Железный аргумент оказался. Стрелка на весах сомнений Косолапова мгновенно склонилась не деление «Еду!». На несколько секунд он завис, оценивая перспективу, потом, встряхнув головой как собака, которой в уши попала вода, он резво покинул нас, сославшись на необходимость готовиться в дорогу.
Остаток дня, я всё же провёл с конём. Без фанатизма, правда. А на следующее утро двор стронулся из Москвы в Питер. Машка так и не вернулась…
Глава 9
Дорога до северной столицы получилась унылой. Природа раздождилась вовсю. Мелкая морось сменялась грозовыми ливнями, звонко молотившими миллионом молоточков по сочной листве. Даже в те редкие мгновенья, когда переставало лить с неба, влажность не уменьшалась ни на каплю. Нагретая земля парила, отдавая воду, щедро пролитую небесами. Низины вскипали зыбким маревом тумана, редкие возвышенности обдувались ветрами, но не просыхали ни на минуту. Копыта и колёса замешивали жидкую грязь, щедро разбавляемую матерком возниц и прислуги. И только поздними вечерами, как в насмешку над путешественниками, на небе развиднялось, и иногда даже уходящее солнце дразнило оранжевыми закатными лучами, чтобы уступить место на небосклоне далёким мерцающим созвездиям. А с утра всё начиналось заново.
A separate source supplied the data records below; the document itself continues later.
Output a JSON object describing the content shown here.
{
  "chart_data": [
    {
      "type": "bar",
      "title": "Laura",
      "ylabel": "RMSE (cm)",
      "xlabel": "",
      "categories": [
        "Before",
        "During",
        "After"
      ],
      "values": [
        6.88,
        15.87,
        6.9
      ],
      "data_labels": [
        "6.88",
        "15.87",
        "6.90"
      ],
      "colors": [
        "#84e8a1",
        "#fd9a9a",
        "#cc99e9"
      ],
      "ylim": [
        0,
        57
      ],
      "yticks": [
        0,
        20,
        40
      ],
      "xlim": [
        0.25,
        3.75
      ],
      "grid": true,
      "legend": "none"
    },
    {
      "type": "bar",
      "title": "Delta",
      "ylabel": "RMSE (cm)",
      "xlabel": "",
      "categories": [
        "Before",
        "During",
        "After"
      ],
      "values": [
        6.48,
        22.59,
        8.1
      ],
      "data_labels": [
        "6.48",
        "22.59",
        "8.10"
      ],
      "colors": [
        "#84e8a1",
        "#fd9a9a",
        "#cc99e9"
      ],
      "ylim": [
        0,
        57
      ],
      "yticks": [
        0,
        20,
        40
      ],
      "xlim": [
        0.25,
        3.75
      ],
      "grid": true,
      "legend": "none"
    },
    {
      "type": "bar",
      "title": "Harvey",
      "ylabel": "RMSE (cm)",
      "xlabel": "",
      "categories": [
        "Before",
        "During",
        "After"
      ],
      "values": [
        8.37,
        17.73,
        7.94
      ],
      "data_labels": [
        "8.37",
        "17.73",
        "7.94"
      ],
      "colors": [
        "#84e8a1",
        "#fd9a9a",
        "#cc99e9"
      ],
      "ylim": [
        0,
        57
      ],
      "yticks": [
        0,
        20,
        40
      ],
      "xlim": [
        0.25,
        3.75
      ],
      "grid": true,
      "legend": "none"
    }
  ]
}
Мой запал на верховое путешествие был очень быстро погашен хлябями небесными, так что я всё чаще гостил в карете императрицы, которая больше напоминала дом на колёсах: с комнатушками, печкой, столовой. Благо не гнали. Видимо интерес к моему обществу не пропал. Да и не приходилось голову ломать – на кого оставить Аурума. Для этого были специально обученные люди. Вот только конь, чувствуя, что я в очередной раз собрался в тепло и сухость, укоризненно смотрел на хозяина-изменника. Ну, ничего. Каждый раз возвращаясь, я задабривал его чем-нибудь вкусненьким.
В последний перегон всё изменилось. Уже с утра небо, хоть и затянутое тучами, не проронило ни единой слезинки. Постепенно разгулявшийся ветер принёс запахи большой воды, к которой мы приближались с каждой верстой, и разогнал тучи. Как раз в тот момент, как мы пересекли городскую границу, небо очистилось полностью, и умытый дождями Питер засиял в ярком солнце, встречая царский поезд. Если Калуга узнавалась с большим трудом, Москва – более-менее, и то, за счёт Кремля, то Петербург, естественно, его центрально-историческая часть как будто перенёсся из моего времени. Хотя, нет, не перенёсся. Просто на фоне других виденных мной городов, этот выглядел моложе, что ли. И не мудрено – ещё живы были люди, которые помнили, как на здешних болотах квакали лягушки, а никаких домов и в помине не было. И я вдруг понял: именно сейчас было то, настоящее, часть из которого сохранится до моего времени. Внезапно накатила ностальгия щемящей волной, вышибающей слёзы, которые я смахивал украдкой, пока мы лихо грохотали по Невской першпективе.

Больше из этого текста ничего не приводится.